🤖 AI Summary
This work addresses the incompatibility between Vision Transformers (ViT) and CNN-optimized Brain Processing Units (BPUs), which hinders leveraging their INT8 acceleration capabilities. The authors propose a hardware-adaptation method that requires no retraining: by replacing linear layers and LayerNorm in ViT with carefully designed convolutional operators, the model directly inherits original weights and supports INT8 quantization. This approach enables the first efficient deployment of ViT on BPU hardware, bridging the architectural gap between Transformers and CNN-specialized accelerators. Experiments show that DeiT-Base achieves 80.4% top-1 accuracy on ImageNet—only a 1.4% drop from the baseline—while accelerating inference by 3.8×; on a flower classification task, accuracy degradation is merely 0.5%.
📝 Abstract
With the advancement of deep learning technologies, specialized neural processing hardware such as Brain Processing Units (BPUs) have emerged as dedicated platforms for CNN acceleration, offering optimized INT8 computation capabilities for convolutional operations. Meanwhile, Vision Transformer (ViT) models, such as the Data-efficient Image Transformer (DeiT), have demonstrated superior performance and play increasingly crucial roles in computer vision tasks. However, due to the architectural mismatch between CNN-optimized hardware and Vision Transformer computation characteristics--namely, that linear layers in Transformers operate on three-dimensional data while BPU acceleration is designed for four-dimensional convolution operations-it is difficult or even impossible to leverage BPU's advantages when deploying Vision Transformers. To address this challenge, we propose a novel approach that restructures the Vision Transformer by replacing linear layers and layer normalization operations with carefully designed convolutional operators. This enables DeiT to fully utilize the acceleration capabilities of BPUs, while allowing the original weight parameters to be inherited by the restructured models without retraining or fine-tuning.
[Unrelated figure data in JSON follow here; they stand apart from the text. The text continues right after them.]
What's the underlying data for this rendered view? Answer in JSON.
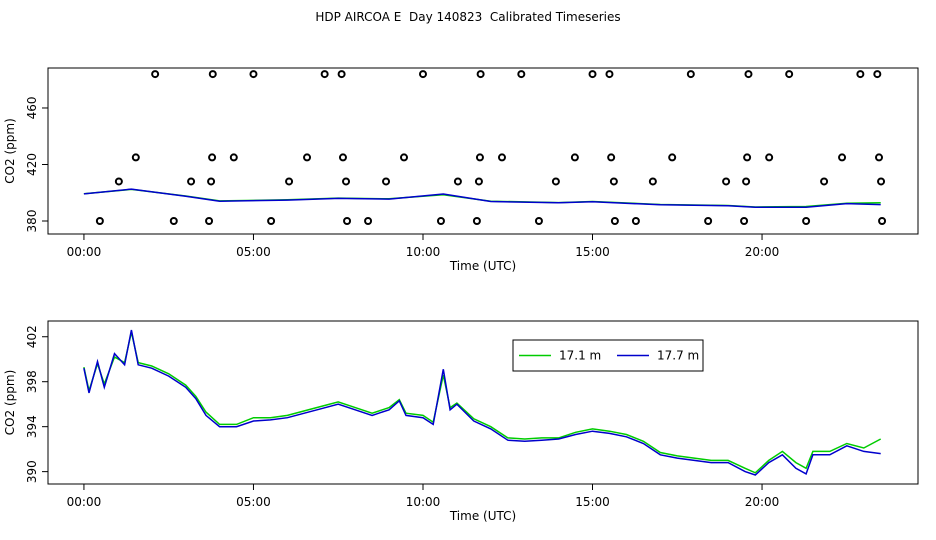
{
  "chart_data": [
    {
      "type": "scatter",
      "title": "HDP AIRCOA E  Day 140823  Calibrated Timeseries",
      "xlabel": "Time (UTC)",
      "ylabel": "CO2 (ppm)",
      "xlim": [
        -1.06,
        24.6
      ],
      "ylim": [
        370.8,
        488.3
      ],
      "xticks": [
        {
          "value": 0,
          "label": "00:00"
        },
        {
          "value": 5,
          "label": "05:00"
        },
        {
          "value": 10,
          "label": "10:00"
        },
        {
          "value": 15,
          "label": "15:00"
        },
        {
          "value": 20,
          "label": "20:00"
        }
      ],
      "yticks": [
        380,
        420,
        460
      ],
      "points_color": "#000000",
      "points_x": [
        2.1,
        3.8,
        5.0,
        7.1,
        7.6,
        10.0,
        11.7,
        12.9,
        15.0,
        15.5,
        17.9,
        19.6,
        20.8,
        22.9,
        23.4,
        1.53,
        3.78,
        4.42,
        6.58,
        7.64,
        9.44,
        11.68,
        12.33,
        14.48,
        15.55,
        17.35,
        19.56,
        20.21,
        22.36,
        23.45,
        1.03,
        3.16,
        3.75,
        6.05,
        7.73,
        8.91,
        11.03,
        11.65,
        13.92,
        15.63,
        16.78,
        18.94,
        19.53,
        21.83,
        23.51,
        0.47,
        2.65,
        3.69,
        5.52,
        7.76,
        8.38,
        10.53,
        11.59,
        13.42,
        15.66,
        16.28,
        18.41,
        19.47,
        21.3,
        23.54
      ],
      "points_y": [
        484,
        484,
        484,
        484,
        484,
        484,
        484,
        484,
        484,
        484,
        484,
        484,
        484,
        484,
        484,
        425,
        425,
        425,
        425,
        425,
        425,
        425,
        425,
        425,
        425,
        425,
        425,
        425,
        425,
        425,
        408,
        408,
        408,
        408,
        408,
        408,
        408,
        408,
        408,
        408,
        408,
        408,
        408,
        408,
        408,
        380,
        380,
        380,
        380,
        380,
        380,
        380,
        380,
        380,
        380,
        380,
        380,
        380,
        380,
        380
      ],
      "x": [
        0,
        1.4,
        3.0,
        4.0,
        6.0,
        7.5,
        9.0,
        10.6,
        12.0,
        14.0,
        15.0,
        17.0,
        19.0,
        19.8,
        21.3,
        22.5,
        23.5
      ],
      "series": [
        {
          "color": "#00cc00",
          "values": [
            399.3,
            402.4,
            397.7,
            394.2,
            395.0,
            396.2,
            395.7,
            398.6,
            394.0,
            393.0,
            393.8,
            391.7,
            391.0,
            389.9,
            390.3,
            392.5,
            392.9
          ]
        },
        {
          "color": "#0000cc",
          "values": [
            399.2,
            402.6,
            397.5,
            394.0,
            394.8,
            396.0,
            395.5,
            399.1,
            393.8,
            392.9,
            393.6,
            391.5,
            390.8,
            389.7,
            389.8,
            392.3,
            391.6
          ]
        }
      ]
    },
    {
      "type": "line",
      "xlabel": "Time (UTC)",
      "ylabel": "CO2 (ppm)",
      "xlim": [
        -1.06,
        24.6
      ],
      "ylim": [
        388.9,
        403.4
      ],
      "xticks": [
        {
          "value": 0,
          "label": "00:00"
        },
        {
          "value": 5,
          "label": "05:00"
        },
        {
          "value": 10,
          "label": "10:00"
        },
        {
          "value": 15,
          "label": "15:00"
        },
        {
          "value": 20,
          "label": "20:00"
        }
      ],
      "yticks": [
        390,
        394,
        398,
        402
      ],
      "legend": "top-right",
      "x": [
        0,
        0.15,
        0.4,
        0.6,
        0.9,
        1.2,
        1.4,
        1.6,
        2.0,
        2.5,
        3.0,
        3.3,
        3.6,
        4.0,
        4.5,
        5.0,
        5.5,
        6.0,
        6.5,
        7.0,
        7.5,
        8.0,
        8.5,
        9.0,
        9.3,
        9.5,
        10.0,
        10.3,
        10.6,
        10.8,
        11.0,
        11.5,
        12.0,
        12.5,
        13.0,
        13.5,
        14.0,
        14.5,
        15.0,
        15.5,
        16.0,
        16.5,
        17.0,
        17.5,
        18.0,
        18.5,
        19.0,
        19.5,
        19.8,
        20.2,
        20.6,
        21.0,
        21.3,
        21.5,
        22.0,
        22.5,
        23.0,
        23.5
      ],
      "series": [
        {
          "name": "17.1 m",
          "color": "#00cc00",
          "values": [
            399.3,
            397.2,
            399.6,
            397.8,
            400.2,
            399.7,
            402.4,
            399.7,
            399.4,
            398.7,
            397.7,
            396.7,
            395.3,
            394.2,
            394.2,
            394.8,
            394.8,
            395.0,
            395.4,
            395.8,
            396.2,
            395.7,
            395.2,
            395.7,
            396.4,
            395.2,
            395.0,
            394.4,
            398.6,
            395.7,
            396.1,
            394.7,
            394.0,
            393.0,
            392.9,
            393.0,
            393.0,
            393.5,
            393.8,
            393.6,
            393.3,
            392.7,
            391.7,
            391.4,
            391.2,
            391.0,
            391.0,
            390.3,
            389.9,
            391.0,
            391.8,
            390.8,
            390.3,
            391.8,
            391.8,
            392.5,
            392.1,
            392.9
          ]
        },
        {
          "name": "17.7 m",
          "color": "#0000cc",
          "values": [
            399.2,
            397.0,
            399.8,
            397.5,
            400.5,
            399.5,
            402.6,
            399.5,
            399.2,
            398.5,
            397.5,
            396.5,
            395.0,
            394.0,
            394.0,
            394.5,
            394.6,
            394.8,
            395.2,
            395.6,
            396.0,
            395.5,
            395.0,
            395.5,
            396.3,
            395.0,
            394.8,
            394.2,
            399.1,
            395.5,
            396.0,
            394.5,
            393.8,
            392.8,
            392.7,
            392.8,
            392.9,
            393.3,
            393.6,
            393.4,
            393.1,
            392.5,
            391.5,
            391.2,
            391.0,
            390.8,
            390.8,
            390.0,
            389.7,
            390.8,
            391.5,
            390.3,
            389.8,
            391.5,
            391.5,
            392.3,
            391.8,
            391.6
          ]
        }
      ]
    }
  ]
}
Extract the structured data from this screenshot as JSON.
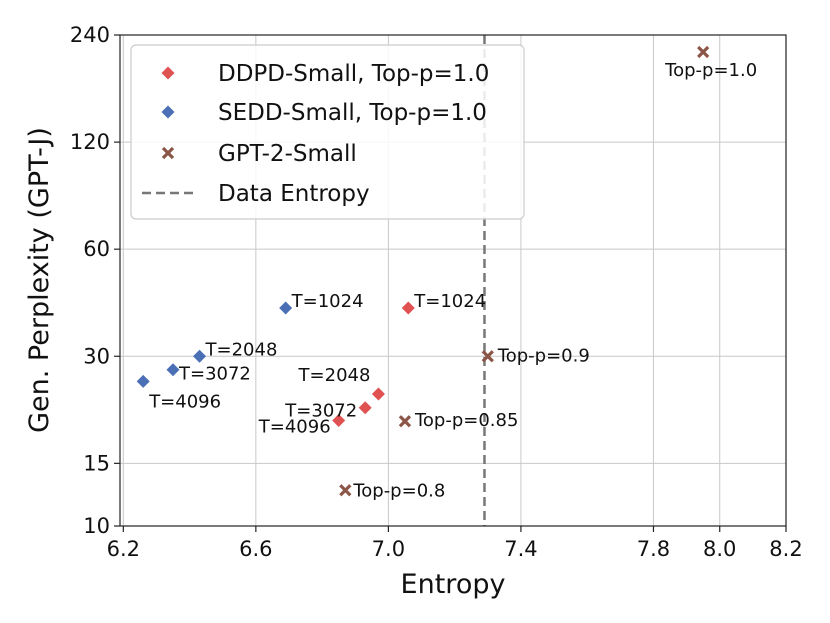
{
  "chart_data": {
    "type": "scatter",
    "xlabel": "Entropy",
    "ylabel": "Gen. Perplexity (GPT-J)",
    "xlim": [
      6.19,
      8.2
    ],
    "ylim": [
      10,
      240
    ],
    "yscale": "log",
    "xticks": [
      "6.2",
      "6.6",
      "7.0",
      "7.4",
      "7.8",
      "8.0",
      "8.2"
    ],
    "xtick_values": [
      6.2,
      6.6,
      7.0,
      7.4,
      7.8,
      8.0,
      8.2
    ],
    "yticks": [
      "10",
      "15",
      "30",
      "60",
      "120",
      "240"
    ],
    "ytick_values": [
      10,
      15,
      30,
      60,
      120,
      240
    ],
    "grid": true,
    "legend_position": "top-left",
    "colors": {
      "ddpd": "#e05252",
      "sedd": "#4a6fb5",
      "gpt2": "#8b5547",
      "entropy": "#777777"
    },
    "series": [
      {
        "name": "DDPD-Small, Top-p=1.0",
        "marker": "diamond",
        "points": [
          {
            "x": 7.06,
            "y": 41,
            "label": "T=1024"
          },
          {
            "x": 6.97,
            "y": 23.5,
            "label": "T=2048"
          },
          {
            "x": 6.93,
            "y": 21.5,
            "label": "T=3072"
          },
          {
            "x": 6.85,
            "y": 19.8,
            "label": "T=4096"
          }
        ]
      },
      {
        "name": "SEDD-Small, Top-p=1.0",
        "marker": "diamond",
        "points": [
          {
            "x": 6.69,
            "y": 41,
            "label": "T=1024"
          },
          {
            "x": 6.43,
            "y": 30,
            "label": "T=2048"
          },
          {
            "x": 6.35,
            "y": 27.5,
            "label": "T=3072"
          },
          {
            "x": 6.26,
            "y": 25.5,
            "label": "T=4096"
          }
        ]
      },
      {
        "name": "GPT-2-Small",
        "marker": "x",
        "points": [
          {
            "x": 7.95,
            "y": 215,
            "label": "Top-p=1.0"
          },
          {
            "x": 7.3,
            "y": 30,
            "label": "Top-p=0.9"
          },
          {
            "x": 7.05,
            "y": 19.7,
            "label": "Top-p=0.85"
          },
          {
            "x": 6.87,
            "y": 12.6,
            "label": "Top-p=0.8"
          }
        ]
      }
    ],
    "reference_line": {
      "name": "Data Entropy",
      "x": 7.29,
      "style": "dashed"
    }
  }
}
To the best of our knowledge, this is the first successful deployment of Vision Transformers that fully leverages BPU classification datasets demonstrate the effectiveness of our approach. Specifically, the quantized DeiT-Base model achieves 80.4% accuracy on ImageNet, compared to the original 81.8%, while obtaining up to a 3.8* inference speedup. Our finetuned DeiT model on the flower classification dataset also achieves excellent performance, with only a 0.5% accuracy drop for the DeiT-Base model, further demonstrating the effectiveness of our method.